Fed rates are still holding near zero, with the committee optimistic that the economy continues to “strengthen,” according to its latest report on Wed., July 28. The Federal Reserve continues to state it is nowhere near a rate hike. While Fed interest rates don’t directly impact mortgage rates, they are a good indicator of what’s to come.
The 30-year fixed-rate mortgage (FRM) just increased slightly to 2.80%, still staying below the 3% threshold, according to Freddie Mac.
“As the economy works to get back to its pre-pandemic self, and the fight against COVID-19 variants unfolds, owners and buyers continue to benefit from some of the lowest mortgage rates of all-time,” said Sam Khater, chief economist at Freddie Mac. “Largely due to the current environment, the 30-year fixed-rate remains below 3% for the fifth consecutive week while the 15-year fixed-rate hits another record low.”

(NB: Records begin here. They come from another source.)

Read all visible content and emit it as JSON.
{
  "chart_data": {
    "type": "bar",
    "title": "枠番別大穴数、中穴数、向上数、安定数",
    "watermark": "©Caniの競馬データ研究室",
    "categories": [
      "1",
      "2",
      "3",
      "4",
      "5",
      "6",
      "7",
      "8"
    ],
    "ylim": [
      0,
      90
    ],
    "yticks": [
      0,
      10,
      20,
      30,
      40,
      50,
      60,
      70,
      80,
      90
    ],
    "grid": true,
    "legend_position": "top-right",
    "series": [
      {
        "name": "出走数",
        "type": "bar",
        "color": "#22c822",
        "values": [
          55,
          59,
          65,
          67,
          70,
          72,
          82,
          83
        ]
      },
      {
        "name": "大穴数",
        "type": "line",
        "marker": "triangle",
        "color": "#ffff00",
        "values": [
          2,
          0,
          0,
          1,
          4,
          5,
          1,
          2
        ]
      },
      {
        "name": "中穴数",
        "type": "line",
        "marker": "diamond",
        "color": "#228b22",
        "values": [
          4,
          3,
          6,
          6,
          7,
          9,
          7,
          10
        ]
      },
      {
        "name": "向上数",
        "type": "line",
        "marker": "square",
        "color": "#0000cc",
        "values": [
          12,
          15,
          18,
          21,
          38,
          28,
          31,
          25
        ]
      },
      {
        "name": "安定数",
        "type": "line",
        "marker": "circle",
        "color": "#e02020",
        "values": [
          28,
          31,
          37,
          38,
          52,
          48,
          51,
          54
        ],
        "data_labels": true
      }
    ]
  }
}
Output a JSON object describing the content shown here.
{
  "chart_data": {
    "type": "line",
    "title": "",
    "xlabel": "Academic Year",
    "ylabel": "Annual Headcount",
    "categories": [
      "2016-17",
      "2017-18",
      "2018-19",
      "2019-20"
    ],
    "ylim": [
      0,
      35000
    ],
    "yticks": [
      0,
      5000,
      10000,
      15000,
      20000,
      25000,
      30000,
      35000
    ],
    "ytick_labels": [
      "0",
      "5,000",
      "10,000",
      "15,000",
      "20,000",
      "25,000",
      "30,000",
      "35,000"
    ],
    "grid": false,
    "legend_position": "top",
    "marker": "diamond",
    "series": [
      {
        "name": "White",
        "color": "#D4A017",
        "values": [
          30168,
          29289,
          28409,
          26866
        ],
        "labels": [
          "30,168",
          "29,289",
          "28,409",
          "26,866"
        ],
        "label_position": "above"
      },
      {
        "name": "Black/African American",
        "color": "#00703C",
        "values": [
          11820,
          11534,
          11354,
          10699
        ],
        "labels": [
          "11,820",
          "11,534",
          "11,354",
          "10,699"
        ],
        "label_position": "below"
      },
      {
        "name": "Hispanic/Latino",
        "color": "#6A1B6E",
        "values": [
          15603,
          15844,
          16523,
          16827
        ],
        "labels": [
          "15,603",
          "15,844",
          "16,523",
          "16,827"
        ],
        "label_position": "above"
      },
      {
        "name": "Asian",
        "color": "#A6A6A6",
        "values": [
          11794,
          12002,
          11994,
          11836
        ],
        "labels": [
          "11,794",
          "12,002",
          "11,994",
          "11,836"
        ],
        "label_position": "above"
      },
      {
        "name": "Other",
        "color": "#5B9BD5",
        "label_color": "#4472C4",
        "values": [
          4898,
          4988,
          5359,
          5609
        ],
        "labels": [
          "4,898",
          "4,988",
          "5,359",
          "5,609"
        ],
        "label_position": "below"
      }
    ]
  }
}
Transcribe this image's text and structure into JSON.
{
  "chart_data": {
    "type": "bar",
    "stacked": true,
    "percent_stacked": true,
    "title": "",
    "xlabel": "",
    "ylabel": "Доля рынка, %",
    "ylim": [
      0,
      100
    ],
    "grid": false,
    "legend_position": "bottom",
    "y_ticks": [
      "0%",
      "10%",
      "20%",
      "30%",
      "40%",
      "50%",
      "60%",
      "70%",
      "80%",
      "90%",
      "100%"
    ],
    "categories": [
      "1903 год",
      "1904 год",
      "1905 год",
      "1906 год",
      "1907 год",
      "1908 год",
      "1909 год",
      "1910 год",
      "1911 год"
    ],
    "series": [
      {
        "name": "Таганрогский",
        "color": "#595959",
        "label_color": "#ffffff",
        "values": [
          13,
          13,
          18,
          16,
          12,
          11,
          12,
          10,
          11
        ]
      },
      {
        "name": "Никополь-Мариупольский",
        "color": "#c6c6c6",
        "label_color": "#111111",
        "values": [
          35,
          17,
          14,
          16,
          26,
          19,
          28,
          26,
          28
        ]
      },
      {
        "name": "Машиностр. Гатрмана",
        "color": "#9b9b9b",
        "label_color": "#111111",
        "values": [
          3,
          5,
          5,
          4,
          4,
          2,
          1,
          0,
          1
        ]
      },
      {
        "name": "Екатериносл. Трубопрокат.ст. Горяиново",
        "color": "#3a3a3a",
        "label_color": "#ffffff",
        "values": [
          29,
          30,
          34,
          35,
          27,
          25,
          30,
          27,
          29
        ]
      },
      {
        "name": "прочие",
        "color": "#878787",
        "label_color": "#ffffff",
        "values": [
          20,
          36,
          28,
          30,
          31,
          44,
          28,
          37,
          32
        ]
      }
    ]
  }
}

While real estate’s surging demand has been a boon for the industry, it hasn’t been without repercussions, particularly in exacerbating the nationwide inventory shortage. A slowdown in global trade and supply chain constraints, especially in lumber, have only lifted home values, pricing homebuyers out of their markets and encouraging a year-long competitive atmosphere that is just now starting to soften.
The future of these economic indicators heavily relies on the pandemic’s path. The growing concern surrounds new variants, and although another quarantine period is likely not in the cards, new indoor protocols could have an impact on consumer confidence and real estate business practices.